Axcella Therapeutics is reducing its workforce by 85% as it drops its nonalcoholic fatty liver disease program and focuses its remaining resources on pushing the candidate as a long COVID treatment.
The 15% of employees who have been retained to “execute the strategic process” will not include Chief Financial Officer Bob Crane or Chief People Officer Virginia Dean, the company revealed in a postmarket release Dec. 14.
As recently as September, Axcella CEO Bill Hinshaw was touting a glimpse at early data from an ongoing phase 2b nonalcoholic steatohepatitis (NASH) trial of the therapy, an orally active mixture of amino acids dubbed AXA1125, as “extremely encouraging." Although the study remained blinded at the time, the biotech reported statistically significant changes in liver stiffness.
Already, though, the issue of money hovered over the company, with cash only expected to last until the first quarter of 2023—a year before the NASH study was due to read out. Some respite came thanks to $34.2 million brought in via financing deals, which meant that as of early November the company remained set on heading toward late-stage trials in both NASH and long COVID. Still, the biotech admitted at the time that its cash runway would run out at some point next year, depending on whether creditors called in debts.

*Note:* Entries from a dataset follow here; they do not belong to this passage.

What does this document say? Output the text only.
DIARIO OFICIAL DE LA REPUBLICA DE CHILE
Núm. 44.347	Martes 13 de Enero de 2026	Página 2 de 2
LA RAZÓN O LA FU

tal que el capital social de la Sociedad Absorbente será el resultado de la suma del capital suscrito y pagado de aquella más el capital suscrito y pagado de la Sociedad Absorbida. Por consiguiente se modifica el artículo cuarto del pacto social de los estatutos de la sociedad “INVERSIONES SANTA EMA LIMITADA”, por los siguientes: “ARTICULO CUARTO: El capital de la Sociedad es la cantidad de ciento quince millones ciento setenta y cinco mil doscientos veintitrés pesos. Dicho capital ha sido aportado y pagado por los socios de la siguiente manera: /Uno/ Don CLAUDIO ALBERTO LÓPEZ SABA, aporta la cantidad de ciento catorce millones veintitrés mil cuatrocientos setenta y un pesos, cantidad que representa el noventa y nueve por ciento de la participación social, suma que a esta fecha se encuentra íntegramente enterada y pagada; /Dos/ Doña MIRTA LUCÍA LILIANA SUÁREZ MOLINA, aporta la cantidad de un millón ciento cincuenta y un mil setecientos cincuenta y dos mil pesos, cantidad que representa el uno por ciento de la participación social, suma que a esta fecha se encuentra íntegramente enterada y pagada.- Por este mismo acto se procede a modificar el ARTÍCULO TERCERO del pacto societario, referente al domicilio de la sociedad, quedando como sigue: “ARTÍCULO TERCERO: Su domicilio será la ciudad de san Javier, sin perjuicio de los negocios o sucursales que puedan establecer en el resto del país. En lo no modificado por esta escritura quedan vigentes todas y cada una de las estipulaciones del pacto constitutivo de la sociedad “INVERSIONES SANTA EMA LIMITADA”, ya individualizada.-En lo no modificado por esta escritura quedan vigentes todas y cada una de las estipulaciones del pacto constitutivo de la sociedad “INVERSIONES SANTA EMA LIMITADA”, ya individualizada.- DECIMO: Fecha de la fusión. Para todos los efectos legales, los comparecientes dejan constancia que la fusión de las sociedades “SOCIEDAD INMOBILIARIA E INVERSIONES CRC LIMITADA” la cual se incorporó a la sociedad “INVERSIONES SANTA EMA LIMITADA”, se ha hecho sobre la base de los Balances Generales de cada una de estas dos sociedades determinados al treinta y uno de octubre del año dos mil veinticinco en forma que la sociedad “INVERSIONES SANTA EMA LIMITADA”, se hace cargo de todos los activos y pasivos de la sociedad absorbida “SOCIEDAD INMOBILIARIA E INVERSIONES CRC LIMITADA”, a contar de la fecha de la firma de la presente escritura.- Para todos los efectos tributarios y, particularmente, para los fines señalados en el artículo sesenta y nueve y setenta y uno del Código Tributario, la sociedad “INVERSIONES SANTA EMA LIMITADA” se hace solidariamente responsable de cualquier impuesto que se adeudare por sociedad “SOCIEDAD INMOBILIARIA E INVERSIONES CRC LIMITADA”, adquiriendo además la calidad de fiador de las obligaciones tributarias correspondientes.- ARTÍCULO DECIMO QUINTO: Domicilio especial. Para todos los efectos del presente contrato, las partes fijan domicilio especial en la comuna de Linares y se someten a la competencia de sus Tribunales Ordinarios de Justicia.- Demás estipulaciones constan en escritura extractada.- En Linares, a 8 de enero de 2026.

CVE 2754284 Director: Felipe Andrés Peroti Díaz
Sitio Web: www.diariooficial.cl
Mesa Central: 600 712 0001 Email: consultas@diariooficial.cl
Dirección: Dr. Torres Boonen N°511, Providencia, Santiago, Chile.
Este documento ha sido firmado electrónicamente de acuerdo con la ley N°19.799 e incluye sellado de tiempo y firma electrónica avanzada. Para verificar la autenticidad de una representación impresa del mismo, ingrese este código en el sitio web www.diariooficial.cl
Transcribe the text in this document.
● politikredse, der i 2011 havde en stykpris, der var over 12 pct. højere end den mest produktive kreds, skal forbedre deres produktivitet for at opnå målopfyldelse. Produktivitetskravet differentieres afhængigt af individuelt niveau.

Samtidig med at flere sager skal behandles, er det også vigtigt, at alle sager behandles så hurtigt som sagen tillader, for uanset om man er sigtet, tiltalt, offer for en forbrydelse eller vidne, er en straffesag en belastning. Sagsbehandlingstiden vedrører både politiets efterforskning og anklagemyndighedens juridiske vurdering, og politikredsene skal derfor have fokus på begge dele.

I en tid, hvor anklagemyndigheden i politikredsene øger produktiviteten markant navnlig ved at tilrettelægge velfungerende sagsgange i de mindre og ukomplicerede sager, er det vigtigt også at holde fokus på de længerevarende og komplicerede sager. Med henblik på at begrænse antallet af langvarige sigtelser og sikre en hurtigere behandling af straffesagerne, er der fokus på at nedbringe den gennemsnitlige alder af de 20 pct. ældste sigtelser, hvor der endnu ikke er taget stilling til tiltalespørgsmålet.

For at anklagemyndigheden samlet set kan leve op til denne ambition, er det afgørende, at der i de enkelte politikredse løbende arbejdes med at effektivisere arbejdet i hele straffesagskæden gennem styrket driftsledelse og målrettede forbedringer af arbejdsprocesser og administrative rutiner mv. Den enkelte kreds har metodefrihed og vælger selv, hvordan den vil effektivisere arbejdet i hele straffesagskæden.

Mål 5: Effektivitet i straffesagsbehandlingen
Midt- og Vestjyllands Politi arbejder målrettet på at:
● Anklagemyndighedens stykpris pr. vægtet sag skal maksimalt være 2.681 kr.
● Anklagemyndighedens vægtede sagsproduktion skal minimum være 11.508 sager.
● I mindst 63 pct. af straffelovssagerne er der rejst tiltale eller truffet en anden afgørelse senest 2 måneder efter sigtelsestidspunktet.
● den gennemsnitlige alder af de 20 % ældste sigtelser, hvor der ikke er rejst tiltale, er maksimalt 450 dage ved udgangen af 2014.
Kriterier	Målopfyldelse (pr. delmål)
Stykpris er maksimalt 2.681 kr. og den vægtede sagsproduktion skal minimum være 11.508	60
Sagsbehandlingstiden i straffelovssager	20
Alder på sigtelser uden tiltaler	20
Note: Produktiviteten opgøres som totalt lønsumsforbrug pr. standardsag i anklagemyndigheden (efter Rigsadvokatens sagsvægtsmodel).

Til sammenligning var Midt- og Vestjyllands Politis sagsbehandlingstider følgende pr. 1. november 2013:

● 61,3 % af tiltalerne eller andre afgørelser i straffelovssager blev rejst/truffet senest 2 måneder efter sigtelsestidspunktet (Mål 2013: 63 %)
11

With those NASH ambitions now dead, Axcella’s remaining hopes—and staff—will be focused on trying to get AXA1125 to market as a long COVID therapy. The therapy hasn’t had an easy time of it in this indication, either, missing its primary endpoint in a phase 2a study this summer. However, the biotech pointed to secondary endpoints to suggest physical and mental improvements.
The company is in active discussions with regulators in the U.S. and Europe about the candidate and is “enthusiastic about the clinical pathway for AXA1125 and long COVID fatigue, a disease that currently has no treatment options,” Hinshaw said in yesterday’s release.
“The strategic process we initiate today prioritizes efforts to support our long COVID program and will best position us to derive value from our platform technology and its corresponding programs,” Hinshaw added. “We are in active and accelerating business development discussions and are exploring creative collaborations to bring these innovations forward.”
The reference to “collaborations” could be a clue to Axcella’s future direction—and survival—although the company stressed in the release that “no assurances can be made as to whether a strategic transaction will be recommended by the Board of Directors.”
Axcella’s announcement continues a trend of biotech layoffs and pipeline culls that ramped up in November, with Fierce Biotech reporting on 23 companies that let go of staff last month alone.